None of this bothers the average Cuban, he writes, because unnamed American government officials and "prominent dissidents acknowledge" that "the ruling Communist Party would win 80 percent of the electorate" if the country ever got around to having an election. So why not test this theory and silence international critics? Because not even the regime believes that they have the support of the country's vast proletariat. As one student recently told the New York Times, young Cubans "don't believe in a world where the Internet is forbidden and your whole world is Cuba with the rest blocked out." Indeed, even Eloy Gutierrez Menoyo, the leftist dissident Penn cites, recently told a reporter that "Talk to young people, and 90 percent will tell you their dream is to leave the country."

But there is no need to leave, even if such a thing was allowed, he explains, because Castro the Slightly Younger is ambling down the road to freedom and greater openness. Take this sentence, in which Penn argues, without any evidence, that the rise of Raul Castro could provoke a wave of democratic reforms: "In a report by the Council on Hemispheric Affairs, US State Department spokesman John Casey [sic] acknowledges that Raulism could lead to 'greater openness and freedom for the Cuban people.'"

That this bowdlerized quote from Tom Casey actually comes from an interview with the Associated Press, quoted on the left-wing Council on Hemispheric Affairs website, says something about Penn's skills as an investigative journalist. But did Casey really suggest that Raul Castro might usher in an age of openness and freedom? Not exactly:

"The changing of the guard is not significant of and by itself," deputy State Department spokesman Tom Casey told reporters, repeatedly referring to Raul Castro as "dictator lite" or "Fidel lite.""It will be significant if in fact it leads to greater openness and freedom for the Cuban people and ultimately to a democratic transition," he said. But, he cautioned that "the general analysis is that Raul Castro is 'Fidel lite.' He is simply a continuation of the Castro regime, of the dictatorship."

There is no freedom in Cuba, nor will there be, as long as the Castro family is steering the ship of state. And the recent arrests of dissidents simply buttress what all but the most deluded have known for 50 years. But those who gasped in horror that America's elections were rigged in 2000 and 2004, that warned against a sinister plan afoot in 2008—think Greg Palast, Robert Kennedy Jr., Gore Vidal—seem not to mind systematic and acknowledged voter intimidation in Venezuela or, in the case of Cuba, the total absence of democratic elections. Why must cretinous celebrities such as Penn insist that Cubans remain guinea pigs in a failed social experiment in which he isn't required to participate?

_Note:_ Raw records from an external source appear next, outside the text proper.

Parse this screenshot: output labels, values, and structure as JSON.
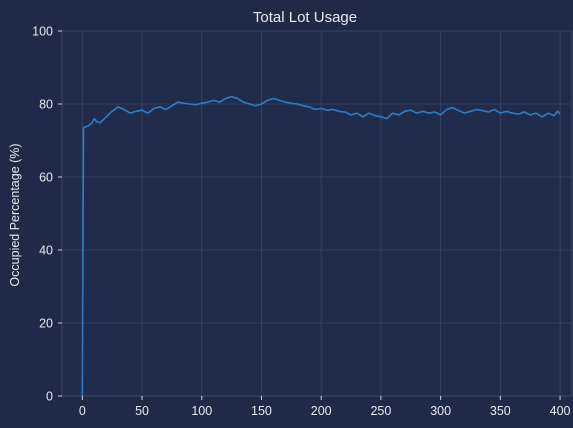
{
  "colors": {
    "background": "#1f2a48",
    "plot_background": "#212b4b",
    "line": "#2e7dc4",
    "text": "#e6e9f2",
    "grid": "#3a4768"
  },
  "chart_data": {
    "type": "line",
    "title": "Total Lot Usage",
    "xlabel": "",
    "ylabel": "Occupied Percentage (%)",
    "xlim": [
      -17,
      410
    ],
    "ylim": [
      0,
      100
    ],
    "xticks": [
      "0",
      "50",
      "100",
      "150",
      "200",
      "250",
      "300",
      "350",
      "400"
    ],
    "yticks": [
      "0",
      "20",
      "40",
      "60",
      "80",
      "100"
    ],
    "grid": true,
    "series": [
      {
        "color": "#2e7dc4",
        "x": [
          0,
          1,
          5,
          8,
          10,
          12,
          15,
          20,
          25,
          30,
          35,
          40,
          45,
          50,
          55,
          60,
          65,
          70,
          75,
          80,
          85,
          90,
          95,
          100,
          105,
          110,
          115,
          120,
          125,
          130,
          135,
          140,
          145,
          150,
          155,
          160,
          165,
          170,
          175,
          180,
          185,
          190,
          195,
          200,
          205,
          210,
          215,
          220,
          225,
          230,
          235,
          240,
          245,
          250,
          255,
          260,
          265,
          270,
          275,
          280,
          285,
          290,
          295,
          300,
          305,
          310,
          315,
          320,
          325,
          330,
          335,
          340,
          345,
          350,
          355,
          360,
          365,
          370,
          375,
          380,
          385,
          390,
          395,
          398,
          400
        ],
        "y": [
          0,
          73.5,
          74,
          74.8,
          76,
          75.2,
          74.8,
          76.5,
          78,
          79.2,
          78.5,
          77.5,
          78,
          78.3,
          77.5,
          78.8,
          79.2,
          78.5,
          79.5,
          80.5,
          80.2,
          80,
          79.8,
          80.2,
          80.5,
          81,
          80.5,
          81.5,
          82,
          81.5,
          80.5,
          80,
          79.5,
          80,
          81,
          81.5,
          81,
          80.5,
          80.2,
          80,
          79.5,
          79.2,
          78.5,
          78.8,
          78.3,
          78.5,
          78,
          77.8,
          77,
          77.5,
          76.5,
          77.5,
          76.8,
          76.5,
          76,
          77.5,
          77,
          78,
          78.3,
          77.5,
          78,
          77.5,
          77.8,
          77,
          78.5,
          79,
          78.2,
          77.5,
          78,
          78.5,
          78.2,
          77.8,
          78.5,
          77.5,
          78,
          77.5,
          77.2,
          77.8,
          77,
          77.5,
          76.5,
          77.5,
          76.8,
          78,
          77.2
        ]
      }
    ]
  }
}
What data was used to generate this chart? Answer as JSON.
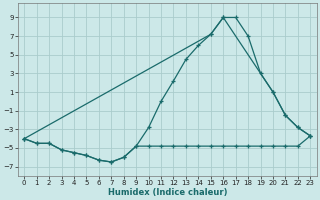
{
  "background_color": "#cce8e8",
  "grid_color": "#aacccc",
  "line_color": "#1a6b6b",
  "xlabel": "Humidex (Indice chaleur)",
  "xlim": [
    -0.5,
    23.5
  ],
  "ylim": [
    -8,
    10.5
  ],
  "xticks": [
    0,
    1,
    2,
    3,
    4,
    5,
    6,
    7,
    8,
    9,
    10,
    11,
    12,
    13,
    14,
    15,
    16,
    17,
    18,
    19,
    20,
    21,
    22,
    23
  ],
  "yticks": [
    -7,
    -5,
    -3,
    -1,
    1,
    3,
    5,
    7,
    9
  ],
  "series1_x": [
    0,
    1,
    2,
    3,
    4,
    5,
    6,
    7,
    8,
    9,
    10,
    11,
    12,
    13,
    14,
    15,
    16,
    17,
    18,
    19,
    20,
    21,
    22,
    23
  ],
  "series1_y": [
    -4.0,
    -4.5,
    -4.5,
    -5.2,
    -5.5,
    -5.8,
    -6.3,
    -6.5,
    -6.0,
    -4.8,
    -4.8,
    -4.8,
    -4.8,
    -4.8,
    -4.8,
    -4.8,
    -4.8,
    -4.8,
    -4.8,
    -4.8,
    -4.8,
    -4.8,
    -4.8,
    -3.7
  ],
  "series2_x": [
    0,
    1,
    2,
    3,
    4,
    5,
    6,
    7,
    8,
    9,
    10,
    11,
    12,
    13,
    14,
    15,
    16,
    17,
    18,
    19,
    20,
    21,
    22,
    23
  ],
  "series2_y": [
    -4.0,
    -4.5,
    -4.5,
    -5.2,
    -5.5,
    -5.8,
    -6.3,
    -6.5,
    -6.0,
    -4.8,
    -2.8,
    0.0,
    2.2,
    4.5,
    6.0,
    7.2,
    9.0,
    9.0,
    7.0,
    3.0,
    1.0,
    -1.5,
    -2.8,
    -3.7
  ],
  "series3_x": [
    0,
    15,
    16,
    20,
    21,
    22,
    23
  ],
  "series3_y": [
    -4.0,
    7.2,
    9.0,
    1.0,
    -1.5,
    -2.8,
    -3.7
  ]
}
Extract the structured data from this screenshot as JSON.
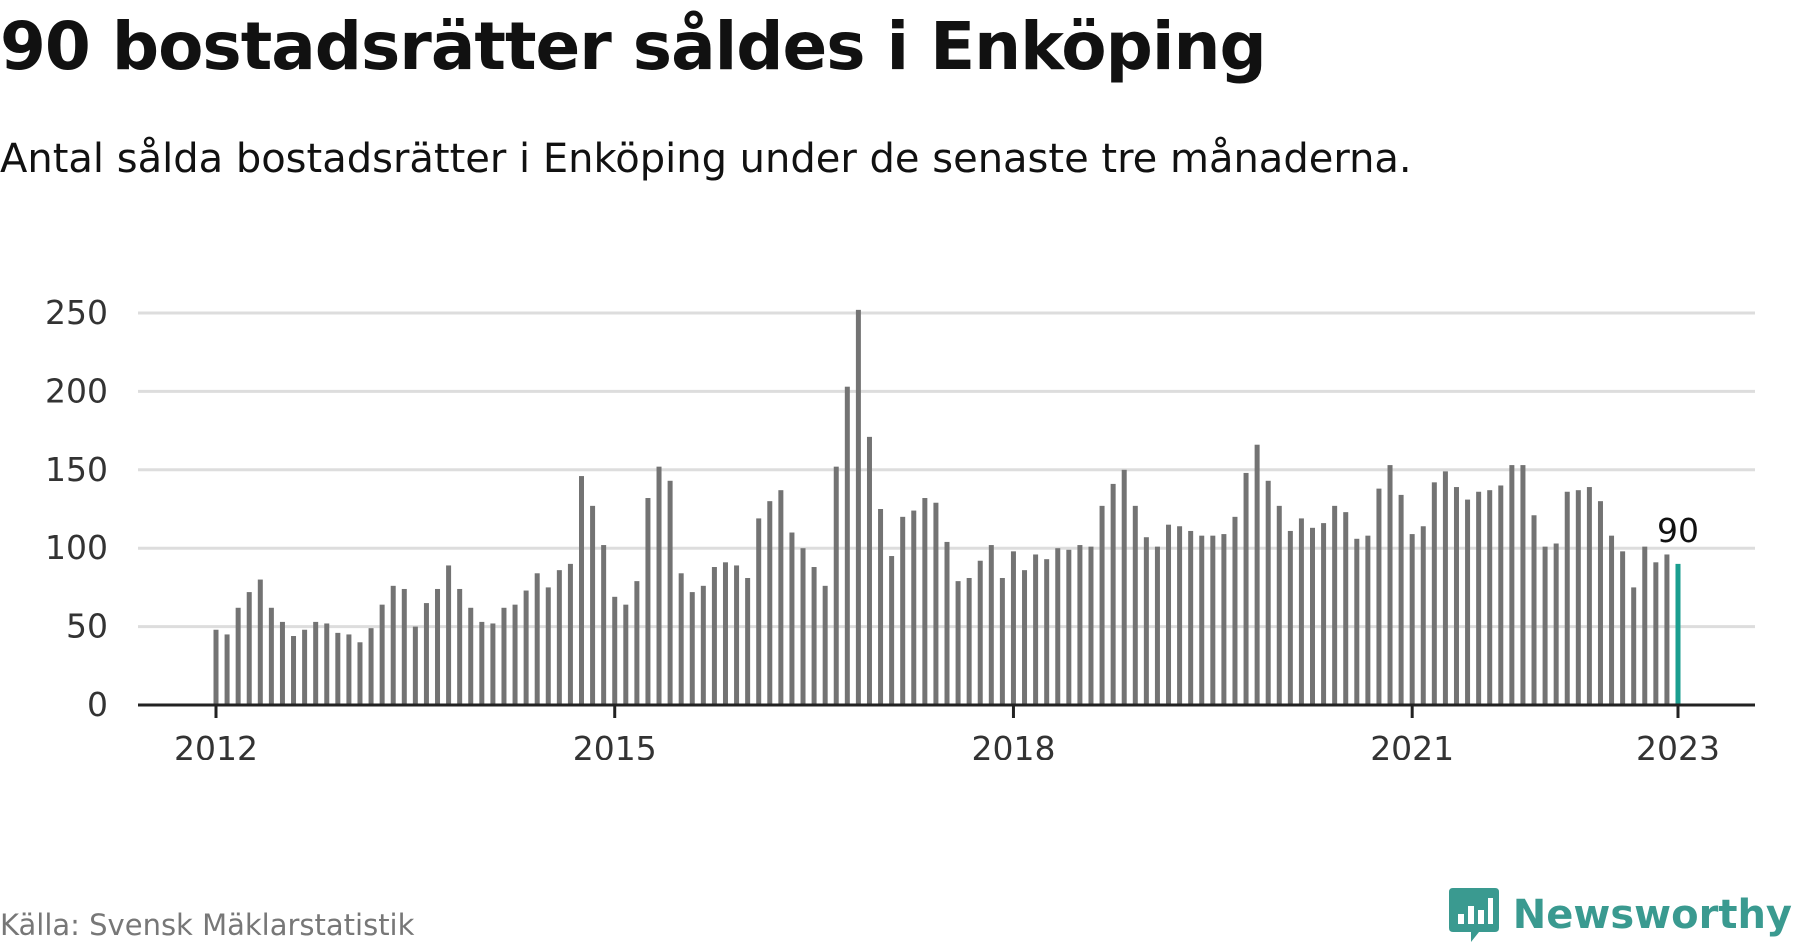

And while it is perhaps unfair to beat up on a credulous, self-important, and solipsistic vanity journalist like Sean Penn, it does serve to remind that the Hollywood narrative of revolutionary Cuba—perpetuated by, among others, Oliver Stone, Danny Glover, Harry Belafonte, Benicio Del Toro, Steven Soderbergh, Naomi Campbell, and Michael Moore—stubbornly, like Fidel himself, refuses to die.

Michael C. Moynihan is an associate editor of reason.